Расписание движения императорского поезда составлялось в Петербурге в Министерстве путей сообщения без согласования с руководством местных железных дорог. Тяжелый состав, по замыслу столичных чиновников, должен был лететь со скоростью курьерского поезда. Гигантские колеса расшатывали путь, в любой момент стык рельсов мог разойтись, и катастрофа была неминуема. Начальник царской охраны генерал-адъютант П. А. Черевин приказал гнать, что есть духу, опасаясь срыва графика движения.
«В соблюдении этого условия – моя первая обязанность, – объяснял он следствию. И винил Посьета: – Стоило мне сказать, что ускорение невозможно, и я, в виду опасности, стал бы просить не предпринимать его».
Шереметев не выжил. «Я видел императора на панихиде Владимира Шереметева. Он стоял рядом с императрицей, и стоял притом так, что мощной фигурой своей совершенно заслонял ее от взглядов публики. Это не было случайностью, и в этом опять сказалась утонченность его чувства. Нет сомнения, что императрица более его была огорчена потерею человека, которому она сочувствовала, которого баловала. Но нужно известное психологическое развитие, чтобы оценить, насколько было возвышенно и благородно со стороны государя, что он своими выражениями сочувствия затемнил императрицу и, усилив эту ноту, дал всем понять ее. Черты высшего благородного духа, стоящего выше ничтожества и мелочей житейских, черта истинно рыцарского чувства по отношению к той, которая нуждалась в опоре, которая заслужила право на эту опору, несмотря на легкомыслие и ветреность, служившие ей во вред, но никогда не заслонявшие для нее долга» (
Доклад императору о результатах проведенного следствия сделал председатель комиссии, обер-прокурор Уголовно-кассационного департамента Сената Анатолий Федорович Кони. Предваряя свой отчет, он сразу заявил, что, по его мнению, никаких данных, свидетельствующих о покушении нет. Император перебил его:
– Не беспокойтесь. Я знаю, что таких следов нет и быть не может. Я твердо убежден, что тут нет ничего политического, я увидел это тотчас же на месте.
Доклад длился больше часа. Заканчивая его и отвечая на вопрос императора, в чем же все-таки причина катастрофы, А. Ф. Кони сказал:
– Это происшествие – сплошное неисполнение всеми своего долга.

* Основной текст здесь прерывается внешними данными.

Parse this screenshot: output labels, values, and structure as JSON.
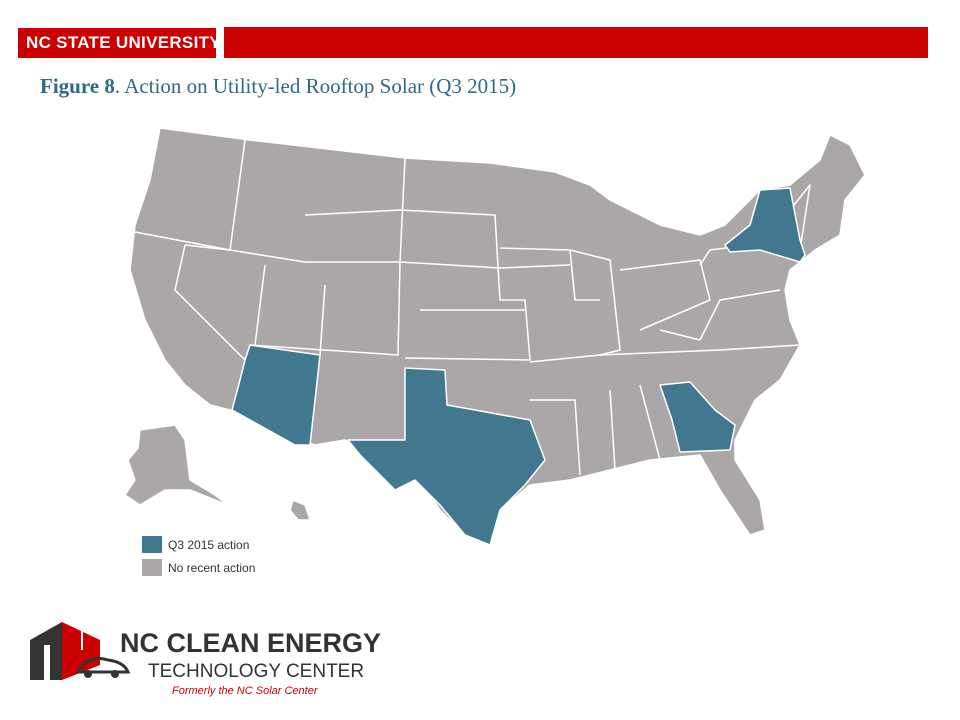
{
  "header": {
    "title": "NC STATE UNIVERSITY"
  },
  "figure": {
    "label": "Figure 8",
    "title": ". Action on Utility-led Rooftop Solar (Q3 2015)"
  },
  "legend": [
    {
      "label": "Q3 2015 action",
      "color": "#41788f"
    },
    {
      "label": "No recent action",
      "color": "#aba7a7"
    }
  ],
  "logo": {
    "name": "NC CLEAN ENERGY",
    "subtitle": "TECHNOLOGY CENTER",
    "tagline": "Formerly the NC Solar Center"
  }
}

Александр задумчиво произнес:
– Да, конечно, все, кто виновен, должны подлежать ответственности, невзирая на их положение. Это должно быть сделано.
Последовала серия заседаний Особого Присутствия при Государственном Совете. Но чем чаще собиралось высокое общество под председательством великих князей Михаила Николаевича и Владимира Александровича, тем спокойнее становился тон выступлений. В конце концов, было решено отказаться от направления дела в Верховный суд, ограничиться выговором Посьету «без занесения в формуляр». Великий князь Михаил Николаевич доложил императору об исходе дела.

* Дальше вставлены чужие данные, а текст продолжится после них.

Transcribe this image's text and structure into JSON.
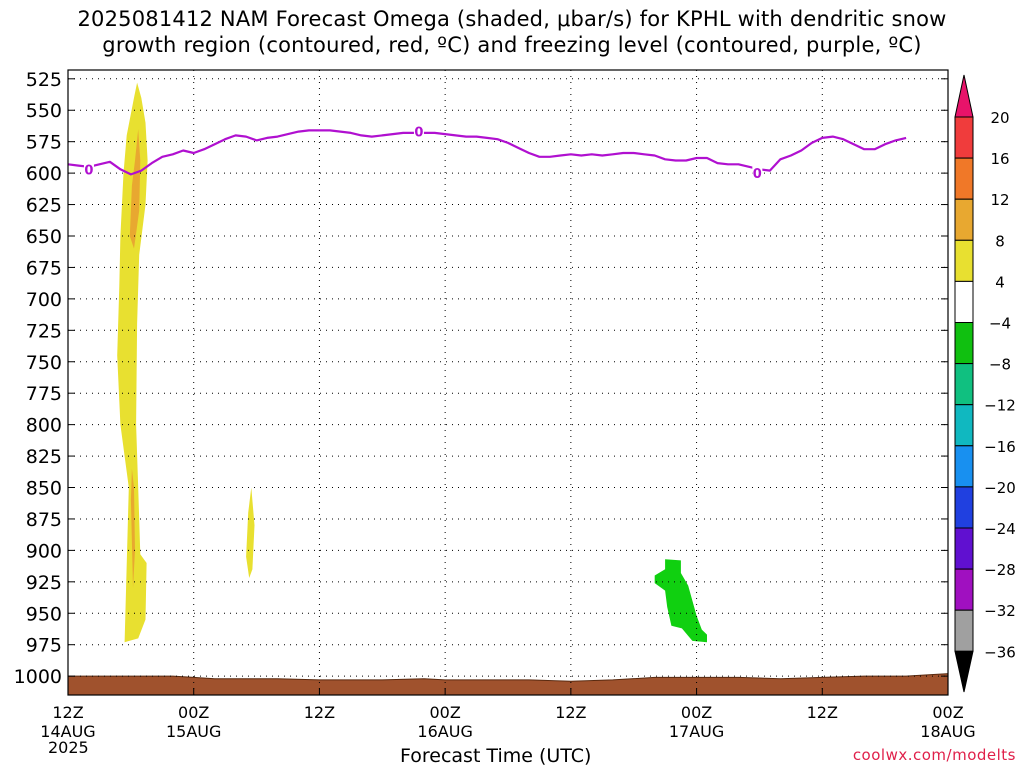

– Как? – удивленно сказал Александр. – выговор и только? Ну пусть будет так…
«Разумеется, Александр III соединял под своей эгидой огромный клан Романовых, но даже его твердость не могла предотвратить возникновения отдельных группировок и распрей. Центром враждебных настроений был дворец его брата Владимира, женившегося на принцессе Мекленбург-Шверинской, крайне дружелюбно расположенной к кайзеру Вильгельму II и Бисмарку.

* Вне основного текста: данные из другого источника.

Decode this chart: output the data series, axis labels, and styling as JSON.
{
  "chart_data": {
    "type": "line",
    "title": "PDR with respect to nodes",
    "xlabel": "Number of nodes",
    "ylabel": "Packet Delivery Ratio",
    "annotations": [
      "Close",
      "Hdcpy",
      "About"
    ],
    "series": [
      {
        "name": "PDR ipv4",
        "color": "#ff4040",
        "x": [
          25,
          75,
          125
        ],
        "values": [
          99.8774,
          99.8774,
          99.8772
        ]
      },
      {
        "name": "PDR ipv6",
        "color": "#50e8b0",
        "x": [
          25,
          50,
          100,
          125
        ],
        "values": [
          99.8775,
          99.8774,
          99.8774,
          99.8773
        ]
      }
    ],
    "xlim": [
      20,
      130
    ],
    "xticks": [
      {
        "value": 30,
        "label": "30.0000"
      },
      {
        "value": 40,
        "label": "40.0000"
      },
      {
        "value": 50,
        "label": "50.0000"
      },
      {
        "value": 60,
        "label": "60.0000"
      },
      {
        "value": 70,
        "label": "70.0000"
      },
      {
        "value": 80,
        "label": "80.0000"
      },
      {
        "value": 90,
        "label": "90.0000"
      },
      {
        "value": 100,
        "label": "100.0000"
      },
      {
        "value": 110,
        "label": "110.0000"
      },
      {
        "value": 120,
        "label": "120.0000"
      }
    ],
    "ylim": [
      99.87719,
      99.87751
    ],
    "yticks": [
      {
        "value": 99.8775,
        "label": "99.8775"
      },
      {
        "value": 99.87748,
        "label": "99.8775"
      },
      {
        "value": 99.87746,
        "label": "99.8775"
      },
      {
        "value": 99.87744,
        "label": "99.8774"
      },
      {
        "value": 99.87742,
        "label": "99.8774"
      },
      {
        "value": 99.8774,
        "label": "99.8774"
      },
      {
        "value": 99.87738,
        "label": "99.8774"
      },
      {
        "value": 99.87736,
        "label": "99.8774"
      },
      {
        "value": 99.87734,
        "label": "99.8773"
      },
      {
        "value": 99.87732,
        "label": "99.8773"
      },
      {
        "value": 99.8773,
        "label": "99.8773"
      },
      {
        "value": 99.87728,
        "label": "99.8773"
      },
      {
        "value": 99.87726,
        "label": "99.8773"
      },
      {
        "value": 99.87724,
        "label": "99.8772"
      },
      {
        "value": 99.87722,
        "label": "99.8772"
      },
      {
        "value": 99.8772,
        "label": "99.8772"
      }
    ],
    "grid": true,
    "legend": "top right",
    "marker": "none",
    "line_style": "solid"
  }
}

“Владимировичи” были умны, артистичны, состоятельны и честолюбивы до ненасытности. Балы, которые устраивала жена князя Владимира, затмевали своим блеском балы в Зимнем дворце. Приемы, которые они давали, отличались особой роскошью. Оба супруга смотрели на Гатчину, как на помещичью усадьбу. Если бы императорская семья погибла, корона перешла бы к Владимиру, и по слухам, император сказал после катастрофы: “Представляю, как будут разочарованы Владимировичи”. Императрице Марии Федоровне удавалось поддерживать хотя бы внешне добрые отношения между обеими семьями. “Я знаю, что мама относилась к “Владимировичам” ничуть не лучше, чем остальные из нас, но я никогда не слышала от нее ни одного недоброго слова в их адрес”» – (
10 марта 1889 года Сергей Юльевич Витте был назначен начальником вновь образованного департамента железнодорожных дел при Министерстве финансов, которое поставило вопрос о выкупе Курско-Харьковско-Азовской железной дороги. Однако главный ее акционер С. С. Поляков успел в начале того же года сбыть 75 000 своих акций во Францию, Бельгию и Голландию. После долгих переговоров, царскому правительству снова пришлось идти на уступки. Разваленная дорога обошлась казне в 7 миллионов рублей.
2 мая на могиле Камчатки был установлен обелиск из красного гранита: «КАМЧАТКА. 30 июня 1883 – 17 октября 1888».